In this passage, they went to battle against the Philistines and were badly defeated. Discouraged, they asked themselves, “Why did this happen? Why did God let us be defeated?”
The answer was found in the fact that in their hearts, they were not wholeheartedly following after God. They were just doing their own thing. As the book of Judges said, everyone was doing what was right in their own eyes, not what was right in the eyes of God.
This is clearly seen in their decision to bring the ark with them in their battle against the Philistines. They were saying, “See God. We’re bringing you with us. So you’ll give us the victory, right?” But while they seemed to be following a form of godliness by “inviting God along,” they weren’t truly following him in their hearts. They pretty much treated the ark as a good luck charm, and on top of that, violated God’s command that only the high priest could enter the Most Holy Place (where the ark was) once a year, and that to offer atonement for the people. But in an attempt to get God to bring them victory, the high priest’s two sons went into the Most Holy Place, took the ark out, and brought it out to the battle against the Philistines.

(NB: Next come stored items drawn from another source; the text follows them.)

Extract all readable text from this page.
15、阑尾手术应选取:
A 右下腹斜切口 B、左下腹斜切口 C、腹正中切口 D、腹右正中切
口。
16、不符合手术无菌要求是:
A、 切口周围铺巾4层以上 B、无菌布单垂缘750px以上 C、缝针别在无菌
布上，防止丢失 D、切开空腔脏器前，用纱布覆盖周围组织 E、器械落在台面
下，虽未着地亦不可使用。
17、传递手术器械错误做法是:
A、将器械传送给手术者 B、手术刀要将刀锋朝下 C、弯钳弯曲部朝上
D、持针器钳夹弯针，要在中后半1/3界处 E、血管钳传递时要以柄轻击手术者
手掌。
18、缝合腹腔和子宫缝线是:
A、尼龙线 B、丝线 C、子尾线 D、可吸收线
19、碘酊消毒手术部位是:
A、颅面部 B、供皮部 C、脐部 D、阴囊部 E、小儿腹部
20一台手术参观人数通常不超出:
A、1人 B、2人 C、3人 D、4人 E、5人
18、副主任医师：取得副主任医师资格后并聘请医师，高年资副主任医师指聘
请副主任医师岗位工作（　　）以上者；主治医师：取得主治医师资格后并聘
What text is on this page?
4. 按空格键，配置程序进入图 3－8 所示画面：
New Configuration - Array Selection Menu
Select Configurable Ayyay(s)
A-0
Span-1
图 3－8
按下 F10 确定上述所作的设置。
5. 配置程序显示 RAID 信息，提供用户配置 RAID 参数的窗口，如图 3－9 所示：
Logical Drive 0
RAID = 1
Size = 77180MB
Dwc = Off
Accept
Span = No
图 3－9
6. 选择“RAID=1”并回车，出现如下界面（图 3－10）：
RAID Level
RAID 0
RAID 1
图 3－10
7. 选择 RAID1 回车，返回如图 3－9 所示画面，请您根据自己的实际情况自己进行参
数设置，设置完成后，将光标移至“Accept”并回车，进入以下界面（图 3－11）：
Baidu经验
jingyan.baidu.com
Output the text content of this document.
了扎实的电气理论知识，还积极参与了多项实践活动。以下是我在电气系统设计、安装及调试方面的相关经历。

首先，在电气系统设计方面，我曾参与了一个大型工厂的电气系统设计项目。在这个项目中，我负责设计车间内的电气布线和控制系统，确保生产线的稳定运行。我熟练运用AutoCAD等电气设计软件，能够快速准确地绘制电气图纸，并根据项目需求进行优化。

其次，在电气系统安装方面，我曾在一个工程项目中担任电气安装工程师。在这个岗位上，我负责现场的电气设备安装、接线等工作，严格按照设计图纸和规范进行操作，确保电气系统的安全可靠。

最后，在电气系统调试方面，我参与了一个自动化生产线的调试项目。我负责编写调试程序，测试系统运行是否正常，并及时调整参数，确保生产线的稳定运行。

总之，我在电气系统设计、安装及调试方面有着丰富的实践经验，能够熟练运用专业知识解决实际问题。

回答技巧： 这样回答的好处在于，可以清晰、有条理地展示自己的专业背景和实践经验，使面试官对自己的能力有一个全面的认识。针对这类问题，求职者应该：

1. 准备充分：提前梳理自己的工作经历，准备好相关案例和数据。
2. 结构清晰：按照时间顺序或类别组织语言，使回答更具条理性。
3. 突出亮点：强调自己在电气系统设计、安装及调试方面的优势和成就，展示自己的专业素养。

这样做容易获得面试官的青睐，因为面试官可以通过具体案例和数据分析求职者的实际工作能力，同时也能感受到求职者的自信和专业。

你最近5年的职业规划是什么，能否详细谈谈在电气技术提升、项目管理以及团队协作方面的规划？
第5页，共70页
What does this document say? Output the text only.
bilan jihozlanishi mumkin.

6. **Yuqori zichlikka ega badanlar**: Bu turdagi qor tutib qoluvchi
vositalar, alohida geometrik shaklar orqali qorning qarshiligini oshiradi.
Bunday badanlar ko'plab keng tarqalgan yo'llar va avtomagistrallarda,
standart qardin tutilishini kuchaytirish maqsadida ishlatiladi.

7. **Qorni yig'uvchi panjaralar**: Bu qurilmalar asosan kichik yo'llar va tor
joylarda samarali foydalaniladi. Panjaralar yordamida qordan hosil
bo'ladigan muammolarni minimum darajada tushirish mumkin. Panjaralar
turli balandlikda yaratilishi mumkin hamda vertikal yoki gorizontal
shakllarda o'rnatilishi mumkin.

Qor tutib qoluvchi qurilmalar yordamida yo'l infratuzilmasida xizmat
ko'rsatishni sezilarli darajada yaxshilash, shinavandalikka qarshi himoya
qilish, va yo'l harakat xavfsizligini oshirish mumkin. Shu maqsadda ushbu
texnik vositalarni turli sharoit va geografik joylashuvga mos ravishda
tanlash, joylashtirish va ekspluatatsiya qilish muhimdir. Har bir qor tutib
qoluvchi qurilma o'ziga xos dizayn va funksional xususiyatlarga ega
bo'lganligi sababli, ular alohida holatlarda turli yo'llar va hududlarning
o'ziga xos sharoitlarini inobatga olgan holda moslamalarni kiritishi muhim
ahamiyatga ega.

The result: The Philistines not only defeated Israel, but took the ark as well. When the pregnant wife of Phinehas the priest, Eli’s son, heard that her father-in-law and Phinehas were both dead, and that the ark was captured, she went into labor. She died giving birth, and as she did, she named her son “Ichabod” which means “no glory,” saying, “The glory has departed from Israel, for the ark of God has been captured.” (verse 22)
But the truth is that God hadn’t abandoned Israel. Israel had abandoned God. They had an outward appearance of godliness, but their hearts did not truly belong to him.
The apostle Paul wrote of such people to Timothy, saying,
1 But mark this: There will be terrible times in the last days. 2 People will be lovers of themselves, lovers of money, boastful, proud, abusive, disobedient to their parents, ungrateful, unholy, 3 without love, unforgiving, slanderous, without self-control, brutal, not lovers of the good, 4 treacherous, rash, conceited, lovers of pleasure rather than lovers of God— 5 having a form of godliness but denying its power. (II Timothy 3:1-5)
That’s a description of the Israelites of that time, and you see it all throughout the book of Judges. Unfortunately, the same can be said of some Christians today. People who look so godly on Sunday, but live ungodly lives the rest of the week. And as a result, they suffer lives of defeat and are blind to the reason why.
How about you? Does your heart truly belong to God? Or do you just live for yourself, doing what is right in your own eyes? You may fool others. You may even fool yourself. But you’re not fooling God. And God will not be manipulated, as the Israelites tried to do by bringing the ark.
Do you merely have the form of godliness? Or do you have a heart that’s truly his?